Adm. Mohammed Badr had told his son what the envelope would contain. And he was most anxious to read it. He had tried twice already this morning, but the timing device was still locked, and Ben planned to give it another try in just a few hours.

Meanwhile, back in the Oval Office, Admiral Morgan had received another setback from Paris. A communiqué from the President had stated that despite a long conversation with his Ambassador in Washington, he remained undecided about the validity of the Hamas threat and the need to turn off the GPS.

The French President said he would like to “sleep on the problem” and would give his decision on Monday morning. He continued, like his Foreign Minister, to believe that the Americans were exaggerating the importance of a terrorist attack on the volcano. He did not particularly wish to join the U.S. in alarming the entire world unnecessarily and being responsible for any death that might happen as a result of closing down the world’s global navigation system. He could see no merit in providing further fuel to world anti-American opinion, if the threat turned out to be spurious.

Arnold Morgan was furious at the word “spurious.” “How could the damned threat be ‘spurious’?” he raged. “Who the fuck does this jumped-up fucking despot from some fourth-rate town hall in Normandy think he is? Answer that, someone?”

“I guess he does,” said President Bedford, who happened to be the only other person in the room at present. “Does this mean I have to speak to him?”

“It used to,” said Arnold. “Not anymore…KATHY! CONNECT THIS OFFICE TO THE PRESIDENT OF FRANCE RIGHT NOW!”

“For President Bedford?” she inquired, standing in the doorway, and still not absolutely certain why her husband felt the need to yell through closed wooden doors rather than pick up the phone.

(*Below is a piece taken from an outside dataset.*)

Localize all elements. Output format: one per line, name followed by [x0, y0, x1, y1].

“Tell him that,” growled Arnold. “Then put the little son of a bitch through to me.”

Kathy shook her head and instructed the White House switchboard to make the call to the Palace Elysée in the northwest corner of central Paris, and to stress the urgency of the matter.

Three minutes later, the French President was on the line…slightly confused…“Mais je le pense le President Bedford?

“Mr. President,” said Arnold Morgan. “I am sitting here in the White House right next to the President of the United States of America…and for three days now, we have been asking your co-cooperation in stopping what might be the worst terrorist threat this world has ever faced. Am I to understand you are not yet ready to give us your help? That, by the way, is a oui or a non.

“Well, I have not yet decided as to the merit of the case.”

“Is that a non, Mr. President?”

“Well, I think we could work something out, possibly in a few days…”

“Mr. President, this is a highly charged military action. We do not have time for your vacillation. Either you shut down the satellite when we tell you to shut it down, or that satellite will not even exist this time tomorrow morning…”

The line between Washington and Paris froze. “Admiral Morgan, are you threatening me?” asked the President.

“No. I am absolutely promising you. I want that satellite down for forty-eight hours at midnight on Wednesday, your time. And that’s what I’m going to have. Either you do it the easy way and have it blacked out. Or you can have it the hard way, and we’ll get rid of it for you.